Spirits industry on road to recovery, DISCUS reports
January 25, 2011
The distilled spirits industry is showing signs of recovery, reported the Distilled Spirits Council of the United States (DISCUS) in its presentation of 2010 economic data. Despite the growth, the association cautioned policy-makers against increasing tax burdens as the economy is still recovering, said Peter Cressy, chief executive officer of DISCUS, in a statement.
Supplier volumes increased 2 percent to 190 million cases and revenue rose 2.3 percent to $19.1 billion, Cressy stated. Despite the increases, he pointed out that the rate of growth is less than pre-recession growth rates and the on-premise sector continues its slow recovery.
“In 2010, the industry improved its performance over the previous year, but this recovery remains fragile, and we are not yet out of the woods,” Cressy said. “Consumers did begin to trade back up to premium spirits products, but the hospitality industry is still far from its average pre-recession performance.”
However, consumers began to return to high-end and super-premium spirits products in 2010 as revenue in the super-premium category increased 10.9 percent, Cressy said.
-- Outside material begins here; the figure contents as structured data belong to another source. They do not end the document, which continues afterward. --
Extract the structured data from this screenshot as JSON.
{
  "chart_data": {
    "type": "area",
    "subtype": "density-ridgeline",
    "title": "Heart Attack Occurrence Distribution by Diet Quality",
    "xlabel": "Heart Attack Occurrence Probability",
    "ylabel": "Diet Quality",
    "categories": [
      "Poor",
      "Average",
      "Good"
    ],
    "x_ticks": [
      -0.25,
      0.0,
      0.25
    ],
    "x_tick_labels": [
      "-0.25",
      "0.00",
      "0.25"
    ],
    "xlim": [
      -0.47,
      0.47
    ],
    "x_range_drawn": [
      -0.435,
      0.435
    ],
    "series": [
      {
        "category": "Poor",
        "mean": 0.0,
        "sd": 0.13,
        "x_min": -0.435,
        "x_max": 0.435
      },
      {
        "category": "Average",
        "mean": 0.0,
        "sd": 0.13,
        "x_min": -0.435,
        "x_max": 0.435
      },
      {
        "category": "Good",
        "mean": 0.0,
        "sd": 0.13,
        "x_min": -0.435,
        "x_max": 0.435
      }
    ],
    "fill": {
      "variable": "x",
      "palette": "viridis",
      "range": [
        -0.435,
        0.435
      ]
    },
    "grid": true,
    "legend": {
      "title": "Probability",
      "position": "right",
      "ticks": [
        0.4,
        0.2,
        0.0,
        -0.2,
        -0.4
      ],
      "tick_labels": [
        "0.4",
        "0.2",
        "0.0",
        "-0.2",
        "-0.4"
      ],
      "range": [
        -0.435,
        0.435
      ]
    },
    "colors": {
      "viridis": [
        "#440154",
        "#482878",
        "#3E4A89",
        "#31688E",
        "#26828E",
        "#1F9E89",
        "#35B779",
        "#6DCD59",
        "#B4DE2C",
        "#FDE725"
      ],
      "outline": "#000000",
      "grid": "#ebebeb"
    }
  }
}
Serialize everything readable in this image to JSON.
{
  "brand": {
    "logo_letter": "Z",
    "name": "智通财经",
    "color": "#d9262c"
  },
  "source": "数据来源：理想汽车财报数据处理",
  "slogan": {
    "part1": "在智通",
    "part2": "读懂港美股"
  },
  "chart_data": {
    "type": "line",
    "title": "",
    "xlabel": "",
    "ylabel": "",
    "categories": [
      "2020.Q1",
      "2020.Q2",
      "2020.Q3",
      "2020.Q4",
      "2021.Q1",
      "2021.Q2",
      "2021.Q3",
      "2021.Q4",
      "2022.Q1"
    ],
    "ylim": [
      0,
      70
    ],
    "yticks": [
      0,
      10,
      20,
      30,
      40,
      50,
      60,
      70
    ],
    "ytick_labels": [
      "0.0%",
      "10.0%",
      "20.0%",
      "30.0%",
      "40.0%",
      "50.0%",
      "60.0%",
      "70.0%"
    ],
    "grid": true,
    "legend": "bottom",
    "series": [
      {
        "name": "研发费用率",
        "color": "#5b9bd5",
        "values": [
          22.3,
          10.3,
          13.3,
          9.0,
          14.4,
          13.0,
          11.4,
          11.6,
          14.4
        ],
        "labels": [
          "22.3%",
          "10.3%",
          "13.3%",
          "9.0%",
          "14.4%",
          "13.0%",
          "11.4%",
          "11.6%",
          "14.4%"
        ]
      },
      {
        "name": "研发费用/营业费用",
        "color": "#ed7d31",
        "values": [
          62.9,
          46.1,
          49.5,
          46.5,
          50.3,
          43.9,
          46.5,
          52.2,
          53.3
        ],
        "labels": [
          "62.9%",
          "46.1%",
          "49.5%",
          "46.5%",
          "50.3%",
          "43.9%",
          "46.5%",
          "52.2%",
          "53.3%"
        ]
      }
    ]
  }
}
Revenue-based market share for spirits overall compared to beer and wine increased to 33.3 percent of the beverage alcohol market. In the same time period, beer fell below 50 percent of the market share, DISCUS reports.
The spirits category was led by vodka, which accounts for 31 percent of industry volume, according to DISCUS. The vodka category increased 6.1 percent to 59 million 9-liter cases. In the super-premium vodka category, volume grew nearly 18 percent and revenue gained nearly 14 percent, the organization stated.
Whiskey also showed strong revenue growth, particularly in the super-premium segment, which increased by 8.1 percent overall to $1.1 billion, DISCUS said. Within the segment, bourbon and Tennessee whiskey revenue increased by more than 17 percent to $161 million; single malt scotch grew nearly 18 percent to $140 million and Irish whisky grew 30 percent to $23 million. In addition, super-premium brandy and cognac increased 10 percent to $315 million, DISCUS reported.
Cressy cited a number of factors that contributed to the industry’s return to growth, including the lack of increase in hospitality taxes in all 50 states, the trend toward more in-home entertaining and spirits companies’ wide portfolios that include quality value brands that kept consumers’ interest during the recession, the organization said.